Взрослые переглядываются, но всё подписывают. И речи не может идти о том, чтобы сопротивляться. Нас всё равно заберут. Я уже будто не здесь. Потом ко мне подходит отец и обнимает за плечи. Уже не чувствую в этих объятиях тепла и любви, как будто он совершенно чужой мне человек.

— Сегодня и я прохожу тест, — тихо говорит он и воровато оглядывается. — Ты помнишь, какие вопросы были в твоём тесте? Они, говорят, меняются всегда.

Что? Он боится оказаться рядом со мной в этом “Городе надежды”? Чувствую себя тварью и говорю, что ничего не помню. Отец смотрит на меня: в его глазах разочарование и злость. Или мне всё это кажется?

*

За тонированными окнами микроавтобуса мелькают улицы города, потом всё переходит в сплошной лес. Дорога и лес — сквозь тёмное стекло всё кажется мрачным. Иногда Киря пихает меня в бок и пытается подбодрить. Я выдавливаю из себя улыбку, но она вызывает у друга лишь сочувствие. И он, и я знаем — я трус, каких поискать. Никогда не дрался, хорошо учусь. Вроде стереотипы, а про меня. Боли я боюсь до ужаса, поэтому стараюсь с ней никогда не сталкиваться. Пусть лучше я буду убитым, чем избитым. В голове проносятся слова психолога: «Сучонок!» Мерзкий пидорас, вот он кто! Конечно, сказать ему об этом я вряд ли когда-то смогу, зато про себя подумаю! Чтоб он провалился! То, что мы все оказались здесь — его вина! Тест тут совершенно ни при чем — я уверен в этом.

*

За пару часов добираемся до аэропорта. Я подвожу наручные часы, сравнивая время с большим циферблатом в зале ожидания. Там целая толпа, все — школьники.

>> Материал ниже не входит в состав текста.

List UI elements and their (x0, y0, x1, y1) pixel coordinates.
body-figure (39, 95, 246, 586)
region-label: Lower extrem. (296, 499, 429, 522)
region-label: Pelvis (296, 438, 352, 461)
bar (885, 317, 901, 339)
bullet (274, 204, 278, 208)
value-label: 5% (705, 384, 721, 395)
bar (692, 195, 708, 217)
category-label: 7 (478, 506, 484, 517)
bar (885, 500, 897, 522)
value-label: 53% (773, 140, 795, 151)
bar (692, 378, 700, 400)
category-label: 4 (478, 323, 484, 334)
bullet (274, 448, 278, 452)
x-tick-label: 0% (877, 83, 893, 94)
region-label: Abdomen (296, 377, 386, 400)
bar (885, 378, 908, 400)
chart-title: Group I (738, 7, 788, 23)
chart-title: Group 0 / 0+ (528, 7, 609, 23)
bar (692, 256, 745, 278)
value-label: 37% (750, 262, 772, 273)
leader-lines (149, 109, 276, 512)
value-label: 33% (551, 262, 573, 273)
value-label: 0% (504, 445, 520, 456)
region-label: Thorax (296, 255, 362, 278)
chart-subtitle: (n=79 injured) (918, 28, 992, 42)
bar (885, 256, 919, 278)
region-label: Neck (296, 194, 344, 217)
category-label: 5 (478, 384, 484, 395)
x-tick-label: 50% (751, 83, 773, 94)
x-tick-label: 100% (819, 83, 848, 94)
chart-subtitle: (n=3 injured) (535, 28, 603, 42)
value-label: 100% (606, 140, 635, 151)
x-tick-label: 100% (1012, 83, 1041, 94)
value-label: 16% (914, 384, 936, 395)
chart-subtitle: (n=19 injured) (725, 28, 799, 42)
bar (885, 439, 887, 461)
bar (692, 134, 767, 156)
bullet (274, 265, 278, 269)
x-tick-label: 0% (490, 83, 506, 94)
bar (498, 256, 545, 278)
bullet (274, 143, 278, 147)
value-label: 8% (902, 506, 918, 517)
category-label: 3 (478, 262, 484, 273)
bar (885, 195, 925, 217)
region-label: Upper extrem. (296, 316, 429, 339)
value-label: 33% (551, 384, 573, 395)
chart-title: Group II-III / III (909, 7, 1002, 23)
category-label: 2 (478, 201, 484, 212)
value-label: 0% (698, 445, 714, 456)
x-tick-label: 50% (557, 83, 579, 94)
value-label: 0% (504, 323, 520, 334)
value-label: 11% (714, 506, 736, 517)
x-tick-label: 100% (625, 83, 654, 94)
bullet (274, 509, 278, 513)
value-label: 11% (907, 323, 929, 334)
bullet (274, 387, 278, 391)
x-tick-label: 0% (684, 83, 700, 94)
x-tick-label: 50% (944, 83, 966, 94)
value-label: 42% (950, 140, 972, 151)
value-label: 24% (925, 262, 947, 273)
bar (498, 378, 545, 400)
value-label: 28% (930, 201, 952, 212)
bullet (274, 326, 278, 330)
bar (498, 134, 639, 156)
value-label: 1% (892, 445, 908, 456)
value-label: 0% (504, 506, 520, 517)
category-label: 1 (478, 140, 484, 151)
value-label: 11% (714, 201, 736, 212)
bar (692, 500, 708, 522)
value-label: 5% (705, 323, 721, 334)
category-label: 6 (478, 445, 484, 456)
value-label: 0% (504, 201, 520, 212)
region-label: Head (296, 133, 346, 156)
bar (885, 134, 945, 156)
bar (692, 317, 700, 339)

— Студенты приедут через пару дней, — слышу обрывок фразы, понимаю, что говорит ведущий. Он общается с каким-то мужчиной в синем спортивном костюме. Пытаюсь приглядеться, но охрана уже проталкивает нас к проходным.

*

Шесть часов в самолёте, и моё тело ноет от усталости. Затекли ноги, шея. Хочется пить и спать. Уснуть и не проснуться, а если проснуться, то понять, что я — дома, и рядом мама. Утром она сказала, что сделает всё, чтобы вытащить меня отсюда, и я поверил ей.

*

Сходим с самолёта — уже темно. Первое и единственное, кроме толпы учеников, вижу горы. Огромные, они возвышаются до неба, словно касаются его. Единственный вариант, где мы можем находиться с учетом перелета — Алтай. Киря подтверждает мою догадку и, осматривая выходящих учеников из самолёта, разминает кулаки.

— Я шею кому угодно сломаю, — шепчет он. — И за тебя тоже. Не переживай.

Кирилл выше меня почти на голову, и сейчас его рост вселяет в моё сердце надежду. Глупо, наверно…

*

Часа три мы трясемся на автобусах по извилистым дорогам, а потом вдалеке загораются яркими огнями маленькие домики. Мы подъезжаем ближе, дома увеличиваются в размерах. Коттеджи — элитные, красивые, выстроенные на английский манер. Значит, вот он — Город надежды? Может, здесь будет не так уж и плохо, и придурки, оставшиеся в школе, ещё позавидуют нам? Может, я выдумываю свой страх, и в жизни не бывает такого — тюрем, куда сажают подростков, практически детей?

Но посёлок мы проезжаем, и когда автобусы с диким кряхтением останавливаются, я понимаю, что мы въехали на какую-то территорию. Меня почти выносят из автобуса, оттаптывая при этом кеды. Концлагерь? Тюрьма?